O novo papel da prefeitura

No modelo de concessão de áreas públicas, a prefeitura deixa fazer a gestão direta, mas em compensação assume um papel relativamente novo e para o qual ela ainda não está completamente preparada, o de gestora de contratos. Em vez de contratar um funcionário para cuidar da cuidar da limpeza ou segurança do parque, ela passa a fiscalizar se a concessionária está fazendo direitinho o seu trabalho. Para isso, ela conta com Secretaria Executiva de Desestatização e Parcerias e ainda a SP Parcerias, responsável pela viabilização dos projetos. Ela é a responsável para estabelecer os indicadores de qualidade para quem importa: os usuários.

Quadra de esportes no Parque Ibirapuera, em São Paulo
Usuários jogam basquete em quadra de esportes no parque Ibirapuera, em São Paulo - Mauro Calliari

Melhorou para o usuário?

No novos contratos, está prevista uma pesquisa chamada de Sistema de Mensuração de Desempenho (SMD), que avalia da limpeza à afabilidade dos funcionários. Enquanto não ficam prontas as primeiras tomadas, foi feita uma pesquisa preliminar, contratada pela SP Parceiras. Descontado o viés da contratação, a pesquisa mostrou que mais de 70% dos frequentadores enxergam melhoras, comparando com o período em que os parques eram administrados pela prefeitura.

Bar no no Parque Ibirapuera, em São Paulo
Bar no no parque Ibirapuera, em São Paulo - Mauro Calliari

Limites na geração de receitas no Ibirapuera

Ao contrário da concessão de serviços que já geram receitas, como a operação de uma rodovia, por exemplo, os parques são gratuitos. Assim, as concessionárias que assumem esses espaços dependem da criatividade para gerar fluxo de caixa.

Numa volta pelo Ibirapuera, é fácil notar o que está sendo feito para aumentar a receita. O valor do estacionamento aumentou. A quantidade de quiosques também. Além dos antigos vendedores de coco, estão lá trailers que vendem desde café expresso a sorvetes da Baccio de Latte.

Também dá para ver a publicidade explícita de marcas nos equipamentos. Nas tabelas da quadra de basquete, Nike e Gatorade. Na quadra de tênis, Renault.

Barraca de coco no Parque Ibirapuera, em São Paulo
Barraca de coco no parque Ibirapuera, em São Paulo - Mauro Calliari

Essas ações, descontado uma ou outra surpresa, não parecem desfigurar o parque. O parque está limpo e seguro, as pessoas estão fazendo suas coisas e, ao contrário do que às vezes acontecia antes, tem até papel higiênico no banheiro. Mas há cuidados a serem tomados. Qual é o limite para tanto comércio? A enorme loja da Centauro talvez já descambe para o exagero. Será que queremos um shopping center dentro do parque Ibirapuera?
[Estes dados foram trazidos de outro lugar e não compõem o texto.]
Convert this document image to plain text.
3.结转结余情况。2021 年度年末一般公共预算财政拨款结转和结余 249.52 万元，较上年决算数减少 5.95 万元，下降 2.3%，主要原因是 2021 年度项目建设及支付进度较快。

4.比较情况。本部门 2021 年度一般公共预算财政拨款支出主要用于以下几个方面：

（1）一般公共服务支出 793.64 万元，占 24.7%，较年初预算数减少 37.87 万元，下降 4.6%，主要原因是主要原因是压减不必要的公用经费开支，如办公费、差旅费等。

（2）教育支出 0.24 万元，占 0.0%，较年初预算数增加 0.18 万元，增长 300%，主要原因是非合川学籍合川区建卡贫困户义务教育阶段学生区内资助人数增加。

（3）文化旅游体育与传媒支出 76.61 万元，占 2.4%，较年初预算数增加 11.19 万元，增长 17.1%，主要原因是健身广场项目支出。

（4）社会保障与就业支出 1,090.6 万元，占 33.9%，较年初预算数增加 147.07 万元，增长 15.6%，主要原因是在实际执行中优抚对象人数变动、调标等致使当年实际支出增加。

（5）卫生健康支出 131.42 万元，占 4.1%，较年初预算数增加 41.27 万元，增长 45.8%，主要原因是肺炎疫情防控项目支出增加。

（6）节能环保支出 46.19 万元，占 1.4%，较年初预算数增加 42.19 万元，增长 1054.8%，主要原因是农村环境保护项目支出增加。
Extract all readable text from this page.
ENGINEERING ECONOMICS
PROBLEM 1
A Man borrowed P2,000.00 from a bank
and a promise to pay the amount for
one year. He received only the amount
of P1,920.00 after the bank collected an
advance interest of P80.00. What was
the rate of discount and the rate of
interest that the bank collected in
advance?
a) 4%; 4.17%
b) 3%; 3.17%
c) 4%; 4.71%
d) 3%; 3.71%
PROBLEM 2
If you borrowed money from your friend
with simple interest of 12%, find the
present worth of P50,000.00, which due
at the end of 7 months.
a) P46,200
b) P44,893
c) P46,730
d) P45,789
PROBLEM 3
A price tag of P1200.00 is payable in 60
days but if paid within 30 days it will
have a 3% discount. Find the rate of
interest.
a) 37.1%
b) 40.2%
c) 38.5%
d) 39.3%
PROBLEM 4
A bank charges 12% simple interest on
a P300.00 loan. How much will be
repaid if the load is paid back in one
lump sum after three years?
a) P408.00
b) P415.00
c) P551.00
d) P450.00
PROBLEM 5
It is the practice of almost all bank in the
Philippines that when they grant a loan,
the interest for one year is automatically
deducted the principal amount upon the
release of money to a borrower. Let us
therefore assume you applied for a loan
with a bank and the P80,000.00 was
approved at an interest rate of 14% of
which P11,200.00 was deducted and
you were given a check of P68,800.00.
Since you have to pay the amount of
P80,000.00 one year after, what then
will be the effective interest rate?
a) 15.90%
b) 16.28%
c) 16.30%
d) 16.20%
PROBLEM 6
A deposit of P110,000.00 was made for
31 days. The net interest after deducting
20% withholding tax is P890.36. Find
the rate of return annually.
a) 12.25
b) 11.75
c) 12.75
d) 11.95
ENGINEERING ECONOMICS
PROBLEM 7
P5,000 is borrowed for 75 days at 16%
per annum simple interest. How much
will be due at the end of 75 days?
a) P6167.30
Parque Ibirapuera, em São Paulo
Loja da Centauro no parque Ibirapuera, em São Paulo - Mauro Calliari

O maior problema, porém, é quando o parque fecha algumas áreas para eventos e shows.

Na hora que você vai a um espaço público e encontra um espaço fechado, há um claro conflito. No fim de semana que vem, vai ter um show da dupla Matheus & Kauan – Praiou, com ingressos a R$ 154. Na minha visita, quatro dias antes do show, a área já estava sendo fechada e havia dezenas de funcionários montando a estrutura. Quem não paga, fica de fora, ouve a barulheira do show, não pode ver nada e ainda dá de cara com os tapumes de metal.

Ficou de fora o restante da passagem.